Russ Porter, chief financial officer of the Institute of Management Accountants, a professional organization, said companies need to diversify their banking relationships and develop more sophisticated finance departments as they grow in complexity.
“It’s not a best practice to use only one partner . . . to pay your bills and meet your payroll. But I’m not advocating atomizing the banking relationship.”
For example, IMA has $50mn in annual revenue and has five people in its finance department, one of whom spends two-thirds of his time on treasury tasks. It has cash to cover a year’s expenses and three banks.
Many start-ups have taken advantage of the ready availability of private financing to delay rites of passage such as initial public offerings, which Koenig has often observed in moments where founders are told they need to hire more professional finance teams. Needed
However, finding finance professionals attuned to today’s risks can be difficult. “There is a shortage of CFOs with experience of working in really challenging times. They never had to deal with high inflation; They may still be in university or pursuing their careers during the great financial crisis, Porter said. “The skills required may change slightly, from a dynamic, growth-oriented CFO to a more balanced one who can address and mitigate risks.”
There’s another pressing reason for startups to get more serious about treasury management, Doherty said: The number of businesses turning to banks has spurred fraudsters to legitimately use startups to wire money into new accounts. Provided an opportunity to impersonate the counterparties.

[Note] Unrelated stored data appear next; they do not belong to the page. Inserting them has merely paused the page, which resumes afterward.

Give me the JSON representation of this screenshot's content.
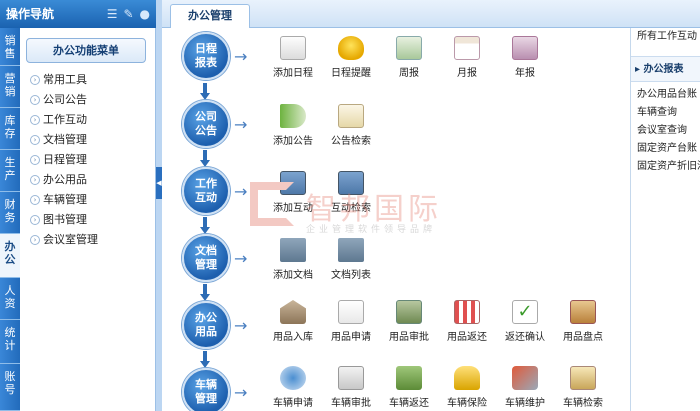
{
  "nav": {
    "title": "操作导航"
  },
  "category_tabs": [
    "销售",
    "营销",
    "库存",
    "生产",
    "财务",
    "办公",
    "人资",
    "统计",
    "账号"
  ],
  "sidebar": {
    "menu_button": "办公功能菜单",
    "items": [
      "常用工具",
      "公司公告",
      "工作互动",
      "文档管理",
      "日程管理",
      "办公用品",
      "车辆管理",
      "图书管理",
      "会议室管理"
    ]
  },
  "top_tab": "办公管理",
  "flow": [
    {
      "title": [
        "日程",
        "报表"
      ],
      "actions": [
        {
          "label": "添加日程",
          "icon": "calendar-edit-icon"
        },
        {
          "label": "日程提醒",
          "icon": "lightbulb-icon"
        },
        {
          "label": "周报",
          "icon": "weekly-report-icon"
        },
        {
          "label": "月报",
          "icon": "monthly-calendar-icon"
        },
        {
          "label": "年报",
          "icon": "annual-report-icon"
        }
      ]
    },
    {
      "title": [
        "公司",
        "公告"
      ],
      "actions": [
        {
          "label": "添加公告",
          "icon": "megaphone-icon"
        },
        {
          "label": "公告检索",
          "icon": "document-search-icon"
        }
      ]
    },
    {
      "title": [
        "工作",
        "互动"
      ],
      "actions": [
        {
          "label": "添加互动",
          "icon": "user-add-icon"
        },
        {
          "label": "互动检索",
          "icon": "user-search-icon"
        }
      ]
    },
    {
      "title": [
        "文档",
        "管理"
      ],
      "actions": [
        {
          "label": "添加文档",
          "icon": "folder-add-icon"
        },
        {
          "label": "文档列表",
          "icon": "folder-list-icon"
        }
      ]
    },
    {
      "title": [
        "办公",
        "用品"
      ],
      "actions": [
        {
          "label": "用品入库",
          "icon": "warehouse-icon"
        },
        {
          "label": "用品申请",
          "icon": "request-form-icon"
        },
        {
          "label": "用品审批",
          "icon": "approval-icon"
        },
        {
          "label": "用品返还",
          "icon": "store-icon"
        },
        {
          "label": "返还确认",
          "icon": "confirm-check-icon"
        },
        {
          "label": "用品盘点",
          "icon": "clipboard-icon"
        }
      ]
    },
    {
      "title": [
        "车辆",
        "管理"
      ],
      "actions": [
        {
          "label": "车辆申请",
          "icon": "car-request-icon"
        },
        {
          "label": "车辆审批",
          "icon": "car-approval-icon"
        },
        {
          "label": "车辆返还",
          "icon": "truck-return-icon"
        },
        {
          "label": "车辆保险",
          "icon": "lock-icon"
        },
        {
          "label": "车辆维护",
          "icon": "wrench-icon"
        },
        {
          "label": "车辆检索",
          "icon": "car-search-icon"
        }
      ]
    }
  ],
  "right_panel": {
    "top_item": "所有工作互动",
    "header": "办公报表",
    "items": [
      "办公用品台账",
      "车辆查询",
      "会议室查询",
      "固定资产台账",
      "固定资产折旧汇"
    ]
  },
  "watermark": {
    "big": "智邦国际",
    "small": "企业管理软件领导品牌"
  }
}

Adams continued, “We started getting emails from vendors with wiring instructions — ‘You need to update your payments and wire this account’.” , we can take advantage of it.
Chris Bennati, a former auditor and founder of Bedrock AI, a Canadian start-up backed by Y Combinator that sells a financial analysis tool, warned of the risk of overreacting.

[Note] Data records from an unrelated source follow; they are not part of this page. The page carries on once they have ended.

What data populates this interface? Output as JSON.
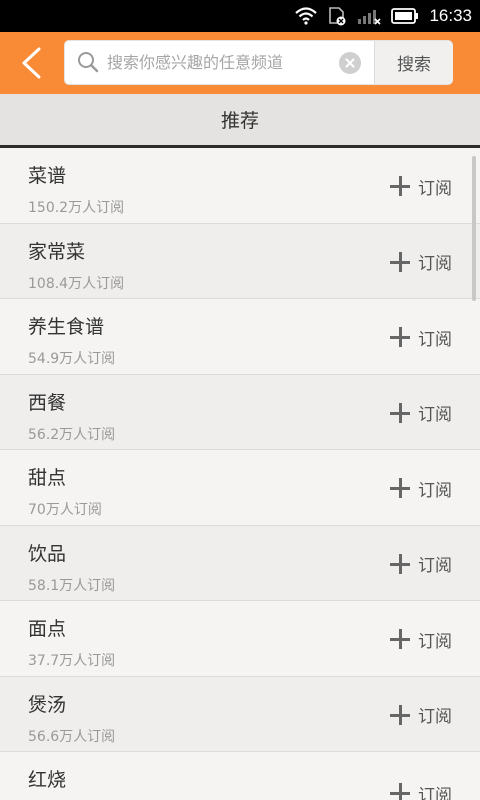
{
  "status_bar": {
    "time": "16:33"
  },
  "header": {
    "search_placeholder": "搜索你感兴趣的任意频道",
    "search_button": "搜索"
  },
  "section": {
    "title": "推荐"
  },
  "colors": {
    "accent": "#f98a36"
  },
  "items": [
    {
      "name": "菜谱",
      "count": "150.2万人订阅",
      "action": "订阅"
    },
    {
      "name": "家常菜",
      "count": "108.4万人订阅",
      "action": "订阅"
    },
    {
      "name": "养生食谱",
      "count": "54.9万人订阅",
      "action": "订阅"
    },
    {
      "name": "西餐",
      "count": "56.2万人订阅",
      "action": "订阅"
    },
    {
      "name": "甜点",
      "count": "70万人订阅",
      "action": "订阅"
    },
    {
      "name": "饮品",
      "count": "58.1万人订阅",
      "action": "订阅"
    },
    {
      "name": "面点",
      "count": "37.7万人订阅",
      "action": "订阅"
    },
    {
      "name": "煲汤",
      "count": "56.6万人订阅",
      "action": "订阅"
    },
    {
      "name": "红烧",
      "count": "",
      "action": "订阅"
    }
  ]
}
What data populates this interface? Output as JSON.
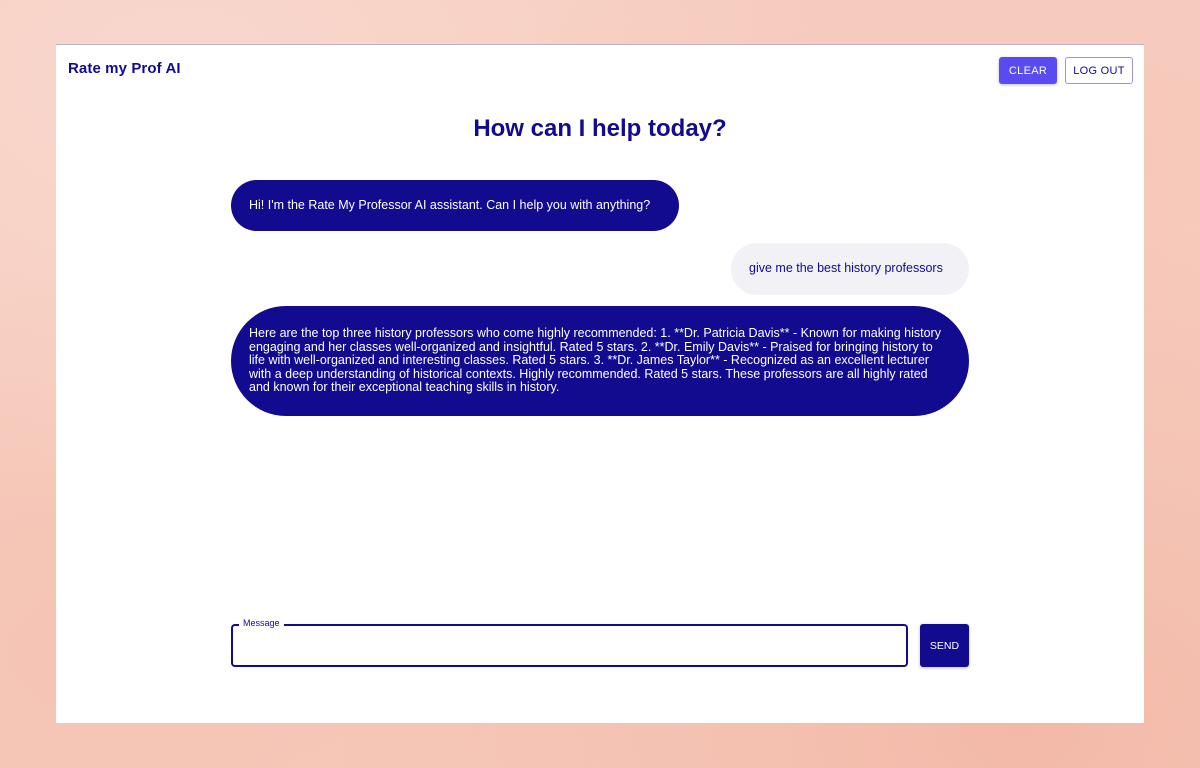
{
  "header": {
    "brand": "Rate my Prof AI",
    "clear_label": "CLEAR",
    "logout_label": "LOG OUT"
  },
  "main": {
    "headline": "How can I help today?"
  },
  "messages": [
    {
      "role": "assistant",
      "text": "Hi! I'm the Rate My Professor AI assistant. Can I help you with anything?"
    },
    {
      "role": "user",
      "text": "give me the best history professors"
    },
    {
      "role": "assistant",
      "text": "Here are the top three history professors who come highly recommended: 1. **Dr. Patricia Davis** - Known for making history engaging and her classes well-organized and insightful. Rated 5 stars. 2. **Dr. Emily Davis** - Praised for bringing history to life with well-organized and interesting classes. Rated 5 stars. 3. **Dr. James Taylor** - Recognized as an excellent lecturer with a deep understanding of historical contexts. Highly recommended. Rated 5 stars. These professors are all highly rated and known for their exceptional teaching skills in history."
    }
  ],
  "composer": {
    "label": "Message",
    "value": "",
    "send_label": "SEND"
  },
  "colors": {
    "primary": "#120a8f",
    "accent": "#5a4af2",
    "user_bubble": "#f2f1f6",
    "background": "#f6cdbf"
  }
}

“To say that we should have had to optimize our finances for a bank failure is absurd to me. This was an extreme black swan event, not something that we should have or could have foreseen.
An idea floated on Twitter last week by Dan Davies, a former Bank of England economist – would be for VC firms to go beyond advising their investment firms to offer outsourced treasury functions.
Bennati was not in favor. “Frankly, I don’t think this is a problem we need to solve and certainly not a service that VCs should be offering,” she said. “Letting a bunch of techie brothers handle my cash is far worse than hanging out at RBC.”